LE CARNAVAL
Étymologie :
Le mot « carnaval » apparaît sous cette forme en français en 1549 pour exprimer le sens de « fête donnée pendant la période du carnaval ». Mais il est forcément plus ancien !
Dérivé de l'italien carnevale ou carnevalo, le mot Carnaval a 3 origines possibles :
- Du latin carnelevare, formé de carne « viande » et levare « enlever ». Il signifie donc littéralement "enlever la viande".
- Des étymologies fantaisistes ont été jadis avancées, telle que « caro vale ! » qui veut dire « adieu la chair ! ».
- Une autre hypothèse propose carrus navalis, en relation avec le Bateau d'Isis (en Égypte).

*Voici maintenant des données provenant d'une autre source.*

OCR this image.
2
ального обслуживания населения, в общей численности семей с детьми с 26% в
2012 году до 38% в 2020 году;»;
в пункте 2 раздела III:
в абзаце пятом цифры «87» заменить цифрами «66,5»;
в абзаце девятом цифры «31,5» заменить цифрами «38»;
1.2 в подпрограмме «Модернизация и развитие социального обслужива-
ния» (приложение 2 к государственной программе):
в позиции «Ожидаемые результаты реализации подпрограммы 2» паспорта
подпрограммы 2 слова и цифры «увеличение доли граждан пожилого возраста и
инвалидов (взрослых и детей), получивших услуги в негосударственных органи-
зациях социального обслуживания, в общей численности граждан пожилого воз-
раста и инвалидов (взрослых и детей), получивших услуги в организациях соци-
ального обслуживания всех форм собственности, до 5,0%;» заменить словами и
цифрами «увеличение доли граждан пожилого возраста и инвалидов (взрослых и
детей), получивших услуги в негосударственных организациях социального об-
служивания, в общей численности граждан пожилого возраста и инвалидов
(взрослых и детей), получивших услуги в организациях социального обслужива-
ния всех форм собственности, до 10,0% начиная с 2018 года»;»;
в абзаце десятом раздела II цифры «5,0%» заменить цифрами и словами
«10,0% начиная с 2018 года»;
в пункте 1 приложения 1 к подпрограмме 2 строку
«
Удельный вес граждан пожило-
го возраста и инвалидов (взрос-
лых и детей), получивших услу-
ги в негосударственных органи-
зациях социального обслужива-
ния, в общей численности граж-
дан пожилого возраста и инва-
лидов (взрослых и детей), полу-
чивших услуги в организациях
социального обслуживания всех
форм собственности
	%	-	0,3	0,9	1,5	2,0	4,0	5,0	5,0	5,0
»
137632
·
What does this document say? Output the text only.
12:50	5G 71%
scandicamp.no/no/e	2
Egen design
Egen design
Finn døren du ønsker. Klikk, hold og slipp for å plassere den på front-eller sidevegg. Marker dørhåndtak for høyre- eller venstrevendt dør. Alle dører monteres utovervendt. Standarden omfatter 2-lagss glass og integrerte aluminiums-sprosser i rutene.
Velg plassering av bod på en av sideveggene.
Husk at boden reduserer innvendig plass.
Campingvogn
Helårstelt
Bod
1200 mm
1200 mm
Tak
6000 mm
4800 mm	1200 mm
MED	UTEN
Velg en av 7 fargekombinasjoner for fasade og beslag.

Jusqu'au XIXème siècle, en France, on trouve aussi le mot « carême-prenant » (ou caresme-prenant, quaresmeprenant, etc.) (cf. Molière ou journal de Pierre de l'Estoile)
En Provence, on dit « carême entrant » (donc nom lié à la religion). "Le carnaval" ou "Lou carnabal" "Lou cornobal" ou "Lou carnavau" ou "Lou carnava" " Lou carnavas" ou "Le
caramentran" ou "Lou carmentran".
Du mot « carnaval » dérivent :
- l'adjectif « carnavalesque » (relatif au carnaval),
- mais aussi certains régionalismes tels que « carnavaleux » (désignant un participant au carnaval)
- et « carnavalier » : un artiste créant des œuvres pour le carnaval tels que chars, des géants, des grosses têtes, etc. Les « carnavaliers » les plus célèbres de France sont établis à Nice, où le métier se transmet de père en fils depuis 1870 et où ce mot est traditionnellement utilisé.
Historique :
Le carnaval est une survivance de rituels venant du fonds des âges (d'abord païens puis intégrés dans des fêtes religieuses) partagés par de très nombreux pays à travers le monde :
- Fêtes d’Ibis (symbole du dieu Thot) chez les Égyptiens,
- cérémonies en l’honneur de Dionysos chez les Grecs,
- Fête précédant la période de carême dans l’église chrétienne ("carême entrant")
- Fête des solstices d'hiver et d'été
- Li Bacanalo / Les Bacchanales : établies par les Égyptiens en l'honneur de Bacchus (Dieu des ivrognes) et Mélampe (roi-mage qui se fit dieu à sa mort), elles se transmirent en Grèce antique vers 1400 avant JC. C'est à Athènes qu'on les célébrait : on allait en ville à moitié nus, en faisant des cris de bêtes et en embrassant les gens.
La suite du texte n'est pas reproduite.